Any idea how I may prove that √n + 1/n is monotone? I am unable to show that √(n+1) + 1/(n+1) > √n + 1/n. Thanks!

2. Nov 2, 2012

### Staff: Mentor

Are you required to use induction? That seems to be what you're doing.

A different approach would be to show that if f(x) = x1/2 + x-1, then f'(x) > 0 if x is large enough (it doesn't have to be very large).

3. Nov 2, 2012

### Ray Vickson

The result is true if you mean √(n + (1/n)) and false if you mean what you *wrote*, which means (√n) + (1/n) (although in that case it is true for n ≥ 2).

RGV

4. Nov 2, 2012

### peripatein

Regardless of induction, an ascending monotone sequence satisfies the following:
There exist n0 natural, so that for every n>n0, the n+1th term of the sequence is greater than the nth term.
And I am not allowed to use functions.

5. Nov 3, 2012

### Staff: Mentor

Why not? You need to show us the complete problem statement.

6. Nov 3, 2012

### peripatein

The reason I am not allowed to use functions as we haven't dealt with them in class yet.

7. Nov 3, 2012

### Staff: Mentor

But surely you have studied functions in a previous class. The function f(x) = √x + 1/x is defined for real x > 0, and gives the same values at positive integers as the sequence sn = s(n) = √n + 1/n. Looking at the graph of f can give you some insight into what your sequence does.

8. Nov 5, 2012

### peripatein

As I am not permitted to use functions, could someone please suggest how I may prove that the above sequence is monotone?

9. Nov 5, 2012

### uart

As Ray has already pointed out, your series is not monotonic. Just calculate the first three terms to demonstrate this.

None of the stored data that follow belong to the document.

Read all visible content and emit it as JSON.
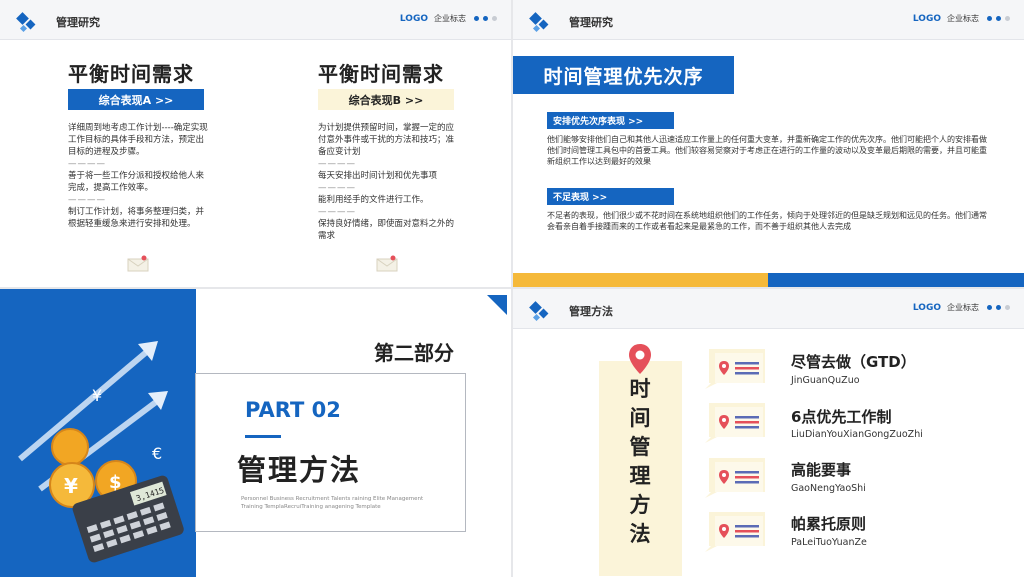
{
  "header": {
    "logo_text": "LOGO",
    "logo_sub": "企业标志"
  },
  "slide1": {
    "header_title": "管理研究",
    "col_a": {
      "title": "平衡时间需求",
      "tag": "综合表现A >>",
      "p1": "详细周到地考虑工作计划----确定实现工作目标的具体手段和方法，预定出目标的进程及步骤。",
      "sep": "————",
      "p2": "善于将一些工作分派和授权给他人来完成，提高工作效率。",
      "p3": "制订工作计划，将事务整理归类，并根据轻重缓急来进行安排和处理。"
    },
    "col_b": {
      "title": "平衡时间需求",
      "tag": "综合表现B >>",
      "p1": "为计划提供预留时间，掌握一定的应付意外事件或干扰的方法和技巧；准备应变计划",
      "sep": "————",
      "p2": "每天安排出时间计划和优先事项",
      "p3": "能利用经手的文件进行工作。",
      "p4": "保持良好情绪，即使面对意料之外的需求"
    }
  },
  "slide2": {
    "header_title": "",
    "title": "时间管理优先次序",
    "tag1": "安排优先次序表现 >>",
    "para1": "他们能够安排他们自己和其他人迅速适应工作量上的任何重大变革，并重新确定工作的优先次序。他们可能把个人的安排看做他们时间管理工具包中的首要工具。他们较容易觉察对于考虑正在进行的工作量的波动以及变革最后期限的需要，并且可能重新组织工作以达到最好的效果",
    "tag2": "不足表现 >>",
    "para2": "不足者的表现，他们很少或不花时间在系统地组织他们的工作任务，倾向于处理邻近的但是缺乏规划和远见的任务。他们通常会看亲自着手接踵而来的工作或者看起来是最紧急的工作，而不善于组织其他人去完成",
    "bar_colors": [
      "#f5b93a",
      "#1565c0"
    ]
  },
  "slide3": {
    "section": "第二部分",
    "part": "PART 02",
    "title": "管理方法",
    "en_text": "Personnel Business Recruitment Talents raining Elite Management Training TemplaRecruiTraining anagening Template",
    "yen_symbol": "¥",
    "euro_symbol": "€",
    "calc_display": "3,1415"
  },
  "slide4": {
    "header_title": "管理方法",
    "vertical_title": [
      "时",
      "间",
      "管",
      "理",
      "方",
      "法"
    ],
    "items": [
      {
        "title": "尽管去做（GTD）",
        "sub": "JinGuanQuZuo"
      },
      {
        "title": "6点优先工作制",
        "sub": "LiuDianYouXianGongZuoZhi"
      },
      {
        "title": "高能要事",
        "sub": "GaoNengYaoShi"
      },
      {
        "title": "帕累托原则",
        "sub": "PaLeiTuoYuanZe"
      }
    ]
  },
  "colors": {
    "brand_blue": "#1565c0",
    "tag_b_bg": "#fbf4d9",
    "pin_red": "#e5505a",
    "accent_yellow": "#f5b93a"
  }
}
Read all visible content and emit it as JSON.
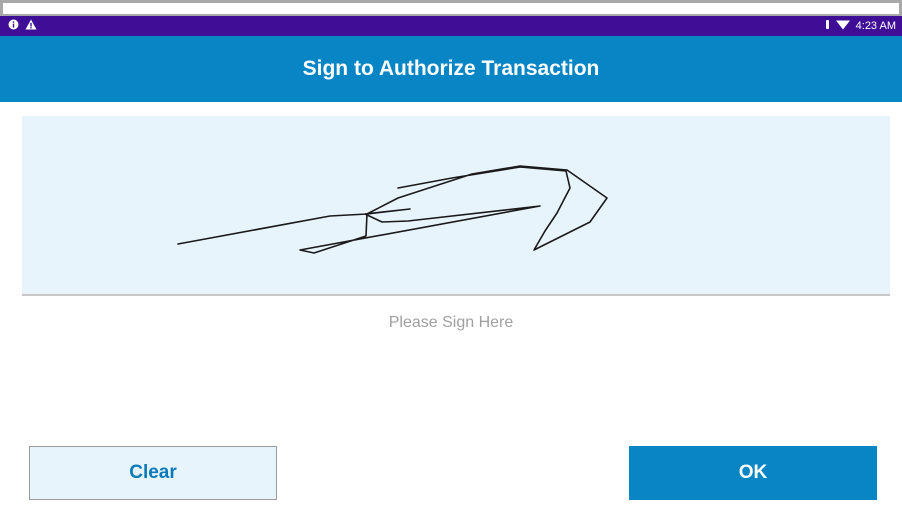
{
  "status_bar": {
    "left_icons": [
      "info-icon",
      "warning-icon"
    ],
    "right_icons": [
      "vibrate-icon",
      "wifi-icon"
    ],
    "time": "4:23 AM"
  },
  "app_bar": {
    "title": "Sign to Authorize Transaction"
  },
  "signature_pad": {
    "hint": "Please Sign Here"
  },
  "actions": {
    "clear_label": "Clear",
    "ok_label": "OK"
  },
  "colors": {
    "status_bar": "#3f0e96",
    "app_bar": "#0785c4",
    "pad_background": "#e8f4fc",
    "clear_text": "#0a7ab8"
  }
}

Or were you given a more specific problem statement?

10. Nov 5, 2012

### peripatein

It is monotone, as for any n>=2 a_n+1>a_n

11. Nov 5, 2012

### uart

Good, so the question I was asking is whether you were given "for n>=2" as part of the problem statement or if you were supposed to find for what range of "n" it was monotone. In any case, proceed as follows.

Start by rearranging the reciprocals on one side of the inequation and the square roots on the other. Simplify the reciprocals to a common denominator and then multiply each side by the conjugate surd, $(\sqrt{n+1} + \sqrt{n})$. It's relatively easy after that.